Jack MacLaughlin sheds some light on Jefferson's relationship to Macaroni in his book Jefferson and Monticello: the biography of a Builder:
Macaroni was a highly fashionable food in late eighteenth-century Paris, and Jefferson not only enjoyed the dish but also commissioned William Short to purchase a machine for making it. The machine was later shipped to America. Jefferson also investigated the manufacture of macaroni during his trip to northern Italy and drew a sketch with detailed notes on the extrusion process. When Short was in Italy, he sampled the local product and concluded that the cooks of Paris made better pasta than he could get at Naples. Apparently, the macaroni machine that Short bought was either not durable or unsatisfactory, for in later years Jefferson imported macaroni and Parmesan cheese from Marseilles for his use at Monticello. While in France, he also copied a recipe for making macaroni ("Nouilly a maccaroni") without a machine. This recipe makes clear that what was eaten as macaroni was what Americans today would term spaghetti — the dough was rolled thin and cut into strips, and each strip was then rolled with the hands into a noodle shape.

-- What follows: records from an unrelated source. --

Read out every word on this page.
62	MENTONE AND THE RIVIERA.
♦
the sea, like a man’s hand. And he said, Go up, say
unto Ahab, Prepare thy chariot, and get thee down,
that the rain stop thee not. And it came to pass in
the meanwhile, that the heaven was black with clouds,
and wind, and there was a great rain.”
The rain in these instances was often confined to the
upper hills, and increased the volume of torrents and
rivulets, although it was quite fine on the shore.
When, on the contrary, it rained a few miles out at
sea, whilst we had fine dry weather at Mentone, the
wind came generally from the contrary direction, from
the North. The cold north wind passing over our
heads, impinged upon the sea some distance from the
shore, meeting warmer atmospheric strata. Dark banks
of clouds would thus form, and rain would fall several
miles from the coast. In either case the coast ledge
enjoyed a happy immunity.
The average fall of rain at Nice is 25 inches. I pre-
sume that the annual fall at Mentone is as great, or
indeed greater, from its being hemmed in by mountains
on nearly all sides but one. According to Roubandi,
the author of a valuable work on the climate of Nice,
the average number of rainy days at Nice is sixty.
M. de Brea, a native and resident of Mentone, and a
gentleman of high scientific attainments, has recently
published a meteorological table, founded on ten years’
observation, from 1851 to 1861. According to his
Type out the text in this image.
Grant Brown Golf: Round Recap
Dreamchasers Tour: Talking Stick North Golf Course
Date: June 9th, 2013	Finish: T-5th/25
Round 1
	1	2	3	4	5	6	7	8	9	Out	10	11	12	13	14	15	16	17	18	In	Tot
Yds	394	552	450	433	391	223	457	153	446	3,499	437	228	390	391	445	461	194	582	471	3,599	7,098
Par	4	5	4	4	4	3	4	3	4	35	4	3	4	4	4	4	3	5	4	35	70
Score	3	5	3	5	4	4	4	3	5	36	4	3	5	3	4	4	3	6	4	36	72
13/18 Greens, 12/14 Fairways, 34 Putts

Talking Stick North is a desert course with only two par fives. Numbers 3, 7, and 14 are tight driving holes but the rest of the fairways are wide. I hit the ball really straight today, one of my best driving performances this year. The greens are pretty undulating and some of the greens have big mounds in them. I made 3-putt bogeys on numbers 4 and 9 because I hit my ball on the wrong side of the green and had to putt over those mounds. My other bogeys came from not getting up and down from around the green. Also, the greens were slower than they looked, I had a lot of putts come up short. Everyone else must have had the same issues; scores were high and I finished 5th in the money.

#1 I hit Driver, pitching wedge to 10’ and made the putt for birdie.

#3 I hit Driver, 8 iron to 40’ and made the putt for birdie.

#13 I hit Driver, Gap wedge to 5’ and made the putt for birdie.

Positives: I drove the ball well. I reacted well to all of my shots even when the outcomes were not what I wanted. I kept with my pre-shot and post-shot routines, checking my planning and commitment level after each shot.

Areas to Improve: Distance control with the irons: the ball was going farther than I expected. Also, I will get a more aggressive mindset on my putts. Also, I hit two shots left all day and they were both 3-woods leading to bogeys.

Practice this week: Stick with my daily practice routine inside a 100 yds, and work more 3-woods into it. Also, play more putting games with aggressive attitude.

So it seems that Jefferson may have served pasta and cheese, but when he did the recipe was already in wide use in Europe. Marlena Spieler, author of Macaroni and Cheese, writes that:
The first written recipe [for macaroni and cheese] seems to be from The Experienced English Housekeeper, by a Mrs. Elizabeth Raffald. Published in 1769, it appears to be the forerunner of our own American classic: bechamel sauce with Cheddar, mixed with macaroni, sprinkled with Parmesan, then baked until bubbly and golden. Another recipe, macaroni a la reine ("Macaroni in the style of the queen"), made from a similar mixture of pasta, cream, and melty cheese (often Gruyere), appeared frequently in British cookery books until relatively recent times.
So there you have it. No one knows exactly who invented mac and cheese, but it wasn't Jefferson, though he seems to have been a fan of it.